Photo by Anneka, via Shutterstock

Ray Manzarek, 1939-2013

I got an email from my friend Matt last night that said, “Well, you won’t have Ray Manzarek to kick around anymore.” This was a reference to an argument we had, Matt and I and another friend, Dave, very late at night this past New Year’s Eve. We’ve known each since grade school, the three of us, and we got into music together in the way that lots of adolescent suburban boys do: classic-rock-first. We all loved the Doors as kids, I had a poster of Jim Morrison in my room in front of which I used to bow my head in prayer. We all mastered the distinctive building-block lettering of the band’s logo — among the best examples of graphic design in the history of rock and roll, if only because of the ease with which it could be drawn on desk-tops and math book covers.

But we all don’t love the Doors anymore. I find a lot of their music really stupid, actually. Schmaltzy melodies, awkward changes, laughable lyrics. With the exception of a few songs that hold up better than others — “Five to One,” “Roadhouse Blues,” “L.A. Woman,” “Riders on the Storm” — they kinda stink. Dave agrees. But Matty, full of New Years Eve cheer, argued for their greatness. His argument was along the lines of, How can we deny the power and beauty and meaning we found in this music when we were 13? And why should we stop ourselves from tapping into those memories, letting ourselves feel those feelings again, that pleasure, that wonder, through the music when we heard it today? I like this argument. And it might mean that Matty’s a smarter person than I am — or, at least, a more generous one, more generous to our younger selves, less hung-up on honing critical judgement and developing an adult identity based in large part in snobbery. One too-much borrowed, maybe, from conventional wisdom based on the writings of famous Doors-hater Lester Bangs. Too proud of my more “educated” belief that Love, one of my very ’60s bands, who came out of the same scene in L.A., but never achieved anyway near the success of the Doors, were so much better.

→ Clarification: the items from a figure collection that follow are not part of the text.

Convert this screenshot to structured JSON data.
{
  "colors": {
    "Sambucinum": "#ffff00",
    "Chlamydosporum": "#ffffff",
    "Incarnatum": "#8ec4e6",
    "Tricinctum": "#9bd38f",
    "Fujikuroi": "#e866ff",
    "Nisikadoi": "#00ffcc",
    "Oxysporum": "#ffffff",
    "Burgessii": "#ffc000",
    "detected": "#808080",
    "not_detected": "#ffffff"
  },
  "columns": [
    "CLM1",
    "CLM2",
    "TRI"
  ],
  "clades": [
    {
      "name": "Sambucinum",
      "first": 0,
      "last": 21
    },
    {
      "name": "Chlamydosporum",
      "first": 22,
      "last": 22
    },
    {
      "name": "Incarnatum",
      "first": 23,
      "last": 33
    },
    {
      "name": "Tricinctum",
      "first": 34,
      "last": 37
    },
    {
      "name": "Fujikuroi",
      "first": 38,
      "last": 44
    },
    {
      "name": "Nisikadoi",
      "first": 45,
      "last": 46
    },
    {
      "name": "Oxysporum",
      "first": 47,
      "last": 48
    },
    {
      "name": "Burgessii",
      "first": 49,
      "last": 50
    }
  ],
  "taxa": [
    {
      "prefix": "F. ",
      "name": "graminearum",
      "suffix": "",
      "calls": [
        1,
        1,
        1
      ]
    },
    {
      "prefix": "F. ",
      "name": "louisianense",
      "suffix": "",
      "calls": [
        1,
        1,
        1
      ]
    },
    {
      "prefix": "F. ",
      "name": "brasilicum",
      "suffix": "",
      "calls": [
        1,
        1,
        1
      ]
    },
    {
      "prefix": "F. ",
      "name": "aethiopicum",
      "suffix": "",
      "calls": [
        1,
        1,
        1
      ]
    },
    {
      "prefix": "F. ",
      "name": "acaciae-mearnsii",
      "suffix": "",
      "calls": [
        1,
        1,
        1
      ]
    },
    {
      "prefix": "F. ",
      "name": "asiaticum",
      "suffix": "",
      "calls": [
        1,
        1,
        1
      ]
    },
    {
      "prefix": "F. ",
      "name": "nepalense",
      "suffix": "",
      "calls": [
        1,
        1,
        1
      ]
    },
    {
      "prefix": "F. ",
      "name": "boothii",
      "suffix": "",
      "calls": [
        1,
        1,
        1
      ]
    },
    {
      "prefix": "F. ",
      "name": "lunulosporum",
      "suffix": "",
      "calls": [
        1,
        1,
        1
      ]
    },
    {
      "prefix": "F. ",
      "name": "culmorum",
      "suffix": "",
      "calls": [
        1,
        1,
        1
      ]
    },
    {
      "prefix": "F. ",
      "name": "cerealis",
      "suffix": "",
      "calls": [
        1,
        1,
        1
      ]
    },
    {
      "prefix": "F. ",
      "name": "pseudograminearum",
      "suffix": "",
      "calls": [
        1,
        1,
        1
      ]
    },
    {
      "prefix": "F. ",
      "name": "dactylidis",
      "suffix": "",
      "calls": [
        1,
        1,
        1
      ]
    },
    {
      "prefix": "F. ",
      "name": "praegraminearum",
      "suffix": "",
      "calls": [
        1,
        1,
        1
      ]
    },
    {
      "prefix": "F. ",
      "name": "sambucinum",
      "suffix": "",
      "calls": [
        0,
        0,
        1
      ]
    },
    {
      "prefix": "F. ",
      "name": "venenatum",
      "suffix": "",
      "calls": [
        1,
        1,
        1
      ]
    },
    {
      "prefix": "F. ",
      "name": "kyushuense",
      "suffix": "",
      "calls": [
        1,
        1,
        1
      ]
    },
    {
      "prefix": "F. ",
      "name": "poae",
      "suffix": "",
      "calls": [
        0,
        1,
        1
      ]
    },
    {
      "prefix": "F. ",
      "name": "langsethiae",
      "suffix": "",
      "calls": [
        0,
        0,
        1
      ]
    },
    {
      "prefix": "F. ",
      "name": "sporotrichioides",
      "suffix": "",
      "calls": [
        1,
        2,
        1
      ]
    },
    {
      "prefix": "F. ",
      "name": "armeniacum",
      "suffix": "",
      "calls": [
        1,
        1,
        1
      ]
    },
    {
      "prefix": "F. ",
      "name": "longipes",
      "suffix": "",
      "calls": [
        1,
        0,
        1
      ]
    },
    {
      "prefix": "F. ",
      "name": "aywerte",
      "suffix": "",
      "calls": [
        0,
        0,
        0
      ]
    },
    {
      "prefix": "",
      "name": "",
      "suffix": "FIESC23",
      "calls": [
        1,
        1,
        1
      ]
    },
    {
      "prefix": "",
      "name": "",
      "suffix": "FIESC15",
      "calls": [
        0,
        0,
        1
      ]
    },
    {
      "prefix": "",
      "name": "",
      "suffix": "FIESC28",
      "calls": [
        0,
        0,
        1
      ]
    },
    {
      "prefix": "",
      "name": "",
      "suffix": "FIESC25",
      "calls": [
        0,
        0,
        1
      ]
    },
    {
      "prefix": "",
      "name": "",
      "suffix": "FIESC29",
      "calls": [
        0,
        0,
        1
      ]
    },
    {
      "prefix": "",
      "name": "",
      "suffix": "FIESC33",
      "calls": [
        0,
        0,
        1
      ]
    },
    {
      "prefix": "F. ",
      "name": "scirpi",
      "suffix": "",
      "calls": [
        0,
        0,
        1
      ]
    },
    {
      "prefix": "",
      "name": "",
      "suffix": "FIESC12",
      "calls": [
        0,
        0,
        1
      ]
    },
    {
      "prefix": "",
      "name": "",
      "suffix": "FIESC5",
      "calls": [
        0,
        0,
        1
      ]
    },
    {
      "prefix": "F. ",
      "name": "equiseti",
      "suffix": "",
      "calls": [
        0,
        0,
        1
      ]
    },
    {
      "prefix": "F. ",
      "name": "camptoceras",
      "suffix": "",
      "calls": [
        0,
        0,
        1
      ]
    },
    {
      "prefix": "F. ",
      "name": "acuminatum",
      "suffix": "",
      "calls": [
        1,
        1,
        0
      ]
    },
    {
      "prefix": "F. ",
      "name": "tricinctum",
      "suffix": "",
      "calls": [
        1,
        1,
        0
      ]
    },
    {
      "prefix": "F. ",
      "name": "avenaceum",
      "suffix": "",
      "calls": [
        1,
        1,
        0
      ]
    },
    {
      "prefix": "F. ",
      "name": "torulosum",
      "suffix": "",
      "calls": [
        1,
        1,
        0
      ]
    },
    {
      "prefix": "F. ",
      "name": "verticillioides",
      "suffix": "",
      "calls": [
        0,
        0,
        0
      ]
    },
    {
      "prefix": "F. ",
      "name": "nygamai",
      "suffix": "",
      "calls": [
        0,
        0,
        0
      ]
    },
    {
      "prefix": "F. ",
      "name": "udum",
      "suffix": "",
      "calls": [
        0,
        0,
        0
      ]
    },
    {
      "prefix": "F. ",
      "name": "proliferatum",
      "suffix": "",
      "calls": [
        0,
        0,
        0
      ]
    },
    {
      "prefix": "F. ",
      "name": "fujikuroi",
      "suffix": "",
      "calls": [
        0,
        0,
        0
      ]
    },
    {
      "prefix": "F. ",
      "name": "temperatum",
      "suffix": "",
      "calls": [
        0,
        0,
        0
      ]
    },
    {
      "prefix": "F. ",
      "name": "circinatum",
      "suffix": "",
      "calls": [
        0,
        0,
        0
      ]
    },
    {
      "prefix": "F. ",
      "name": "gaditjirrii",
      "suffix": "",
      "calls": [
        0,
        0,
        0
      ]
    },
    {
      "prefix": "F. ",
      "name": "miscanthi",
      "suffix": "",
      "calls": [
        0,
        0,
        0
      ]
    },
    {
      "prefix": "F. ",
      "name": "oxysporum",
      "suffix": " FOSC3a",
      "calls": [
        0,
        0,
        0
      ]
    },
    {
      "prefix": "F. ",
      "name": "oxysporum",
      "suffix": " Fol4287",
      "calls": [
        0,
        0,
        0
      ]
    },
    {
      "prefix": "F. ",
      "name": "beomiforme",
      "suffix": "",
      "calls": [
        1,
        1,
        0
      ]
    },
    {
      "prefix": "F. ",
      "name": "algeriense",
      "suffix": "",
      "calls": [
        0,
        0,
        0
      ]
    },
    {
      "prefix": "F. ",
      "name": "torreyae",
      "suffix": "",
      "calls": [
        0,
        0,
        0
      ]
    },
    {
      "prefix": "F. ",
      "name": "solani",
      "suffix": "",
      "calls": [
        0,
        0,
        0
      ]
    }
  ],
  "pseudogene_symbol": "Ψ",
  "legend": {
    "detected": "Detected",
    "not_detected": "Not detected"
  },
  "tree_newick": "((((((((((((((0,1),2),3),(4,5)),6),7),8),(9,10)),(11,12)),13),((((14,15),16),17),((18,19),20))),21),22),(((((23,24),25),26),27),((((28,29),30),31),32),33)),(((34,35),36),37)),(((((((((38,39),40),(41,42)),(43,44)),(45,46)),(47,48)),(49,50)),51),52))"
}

https://www.youtube.com/watch?v=k9o78-f2mIM

So, I don’t know… this argument, which is of a kind that I really enjoy, starts to maybe break down along lines of semantics and categories. I mean, yeah, I will always love the Doors in some ways. Jim Morrison stands as a totemic figure: sort of the ultimate rock star. This may be due in large part to the fact that he died (or faked his death and moved to Madagascar and has been living there secretly since) when he was 27 and still so good looking, but nevertheless occupies a large part of my heart. I LOVED the Doors when I was a kid, every song, every album. (Though I remember thinking “Touch Me” was a little silly even then; it sounded so much like bad Frank Sinatra.) They did have a unique sound. One that no band has really ever captured since. How much credit are we supposed to give our younger selves, our still-developing tastes? Maybe more than I usually do?

Anyway, Ray Manzarek, the man most responsible for the Doors sound (and innocent of any blame for their lyrics) died in Germany yesterday after a long battle the even-more-awful-than-most-cancers-sounding bile duct cancer. You can see him being “the adult in the room” in the video at the top of this post, during the recording of “Wild Child” (another song that I think holds up relatively well) from the band’s fourth album, 1969’s Soft Parade. He was 74.